Doña Carmen se recuperó un tiempo, como si quisiera darles a ambas una tregua. Volvieron al parque, pero ya no era lo mismo. Doña Carmen hablaba menos, y doña Lola sentía cómo se le escapaba la vida de entre los dedos, como si el aire alrededor se estuviera volviendo más pesado, más denso.
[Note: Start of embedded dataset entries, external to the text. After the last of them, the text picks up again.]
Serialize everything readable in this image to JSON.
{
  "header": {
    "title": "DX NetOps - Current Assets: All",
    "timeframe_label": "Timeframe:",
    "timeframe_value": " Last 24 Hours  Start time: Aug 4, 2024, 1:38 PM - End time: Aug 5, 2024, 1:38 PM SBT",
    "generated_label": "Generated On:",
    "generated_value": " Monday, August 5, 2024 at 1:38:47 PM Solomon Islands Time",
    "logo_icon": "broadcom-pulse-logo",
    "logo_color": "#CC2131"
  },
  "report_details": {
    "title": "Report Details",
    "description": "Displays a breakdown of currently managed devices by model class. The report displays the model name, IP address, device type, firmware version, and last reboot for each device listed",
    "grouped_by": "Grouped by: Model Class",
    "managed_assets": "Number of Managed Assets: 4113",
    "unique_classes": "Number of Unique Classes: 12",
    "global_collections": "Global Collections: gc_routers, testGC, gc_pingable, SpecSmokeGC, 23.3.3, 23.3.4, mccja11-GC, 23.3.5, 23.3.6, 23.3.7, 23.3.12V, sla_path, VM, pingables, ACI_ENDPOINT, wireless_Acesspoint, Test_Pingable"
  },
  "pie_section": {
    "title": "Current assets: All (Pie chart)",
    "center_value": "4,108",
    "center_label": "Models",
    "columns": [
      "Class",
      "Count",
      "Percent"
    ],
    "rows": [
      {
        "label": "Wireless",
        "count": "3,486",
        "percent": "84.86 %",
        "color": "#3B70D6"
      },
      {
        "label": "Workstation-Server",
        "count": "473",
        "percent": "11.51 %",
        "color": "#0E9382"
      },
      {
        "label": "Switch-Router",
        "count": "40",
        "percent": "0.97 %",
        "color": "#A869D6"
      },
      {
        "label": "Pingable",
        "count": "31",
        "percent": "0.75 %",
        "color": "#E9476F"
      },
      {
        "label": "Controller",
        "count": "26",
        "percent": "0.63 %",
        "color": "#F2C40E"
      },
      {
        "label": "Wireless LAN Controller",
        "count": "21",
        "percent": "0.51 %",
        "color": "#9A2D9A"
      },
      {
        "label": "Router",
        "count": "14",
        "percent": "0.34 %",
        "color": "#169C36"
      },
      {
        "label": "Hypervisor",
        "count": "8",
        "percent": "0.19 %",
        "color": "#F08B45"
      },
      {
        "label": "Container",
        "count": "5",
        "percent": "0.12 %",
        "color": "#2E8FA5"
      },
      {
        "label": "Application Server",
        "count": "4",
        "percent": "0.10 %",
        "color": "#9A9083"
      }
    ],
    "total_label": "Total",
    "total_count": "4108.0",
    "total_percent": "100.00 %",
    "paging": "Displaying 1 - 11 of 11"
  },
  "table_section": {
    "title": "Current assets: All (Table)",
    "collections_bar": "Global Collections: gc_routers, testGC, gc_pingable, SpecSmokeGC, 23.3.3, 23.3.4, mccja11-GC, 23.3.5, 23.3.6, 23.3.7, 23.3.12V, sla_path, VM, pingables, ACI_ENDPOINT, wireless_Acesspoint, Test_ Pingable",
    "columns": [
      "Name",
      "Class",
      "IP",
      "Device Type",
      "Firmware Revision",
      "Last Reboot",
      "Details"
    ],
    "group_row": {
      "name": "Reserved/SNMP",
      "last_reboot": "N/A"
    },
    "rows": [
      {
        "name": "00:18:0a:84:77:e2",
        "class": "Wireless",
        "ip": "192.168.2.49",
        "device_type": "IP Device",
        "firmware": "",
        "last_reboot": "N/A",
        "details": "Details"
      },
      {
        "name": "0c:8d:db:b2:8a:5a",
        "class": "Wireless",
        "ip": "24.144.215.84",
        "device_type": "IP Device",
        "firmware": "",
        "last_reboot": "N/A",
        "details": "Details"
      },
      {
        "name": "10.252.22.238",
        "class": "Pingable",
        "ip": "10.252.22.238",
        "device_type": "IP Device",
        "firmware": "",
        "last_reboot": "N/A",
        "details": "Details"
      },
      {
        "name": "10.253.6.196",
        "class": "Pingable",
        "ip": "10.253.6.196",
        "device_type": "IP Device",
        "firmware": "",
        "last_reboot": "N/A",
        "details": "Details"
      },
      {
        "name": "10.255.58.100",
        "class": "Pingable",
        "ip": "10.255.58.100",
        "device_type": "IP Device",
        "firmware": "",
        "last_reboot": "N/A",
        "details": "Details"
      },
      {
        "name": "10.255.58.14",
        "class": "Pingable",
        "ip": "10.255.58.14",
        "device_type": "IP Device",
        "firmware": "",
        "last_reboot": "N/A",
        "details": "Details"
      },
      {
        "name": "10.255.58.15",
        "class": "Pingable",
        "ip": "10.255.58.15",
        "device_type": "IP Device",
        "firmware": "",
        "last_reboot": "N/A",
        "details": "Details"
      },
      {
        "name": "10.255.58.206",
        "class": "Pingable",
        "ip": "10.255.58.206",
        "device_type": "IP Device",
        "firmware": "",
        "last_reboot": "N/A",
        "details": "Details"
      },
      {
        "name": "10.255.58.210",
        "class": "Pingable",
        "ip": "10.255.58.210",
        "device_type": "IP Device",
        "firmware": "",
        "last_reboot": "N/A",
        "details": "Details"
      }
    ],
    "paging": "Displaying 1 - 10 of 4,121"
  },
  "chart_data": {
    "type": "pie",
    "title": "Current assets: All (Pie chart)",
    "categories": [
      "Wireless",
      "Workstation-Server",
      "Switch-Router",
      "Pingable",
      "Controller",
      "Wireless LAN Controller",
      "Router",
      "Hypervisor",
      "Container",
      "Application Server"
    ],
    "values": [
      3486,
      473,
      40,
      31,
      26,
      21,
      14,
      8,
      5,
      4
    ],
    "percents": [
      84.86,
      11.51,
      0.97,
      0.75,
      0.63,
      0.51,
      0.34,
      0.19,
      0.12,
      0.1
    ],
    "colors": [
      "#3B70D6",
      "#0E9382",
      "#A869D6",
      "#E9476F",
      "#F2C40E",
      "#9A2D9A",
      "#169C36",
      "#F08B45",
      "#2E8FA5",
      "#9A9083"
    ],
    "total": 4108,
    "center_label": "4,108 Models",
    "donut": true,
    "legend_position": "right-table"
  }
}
Y entonces, llegó el día inevitable. Doña Carmen volvió a enfermar, esta vez sin posibilidad de regreso. Doña Lola lo sabía, lo había visto antes en otros, pero nunca pensó que el dolor pudiera ser tan fuerte cuando le tocara a ella. Se quedó con su amiga, sin dormir, sin comer, esperando el final con el mismo estoicismo con el que había enfrentado toda su vida.
La mañana que doña Carmen dio su último suspiro, el sol apenas empezaba a colarse por las cortinas de la pequeña habitación. Doña Lola la arrulló entre sus brazos, como si fuera una niña, cantándole esa misma canción que había entonado tantas veces en sus juegos de niñas. Las lágrimas se deslizaron por su rostro, amargas y silenciosas, mientras el cuerpo de su amiga se volvía más liviano, más frío.
Cuando todo terminó, doña Lola se quedó un rato más, en silencio, viendo cómo la luz del sol llenaba el cuarto. El roble del parque seguía allí, y aunque su amiga ya no volvería, sabía que en algún lugar, entre las hojas y el viento, el recuerdo de doña Carmen seguiría vivo por toda la eternidad.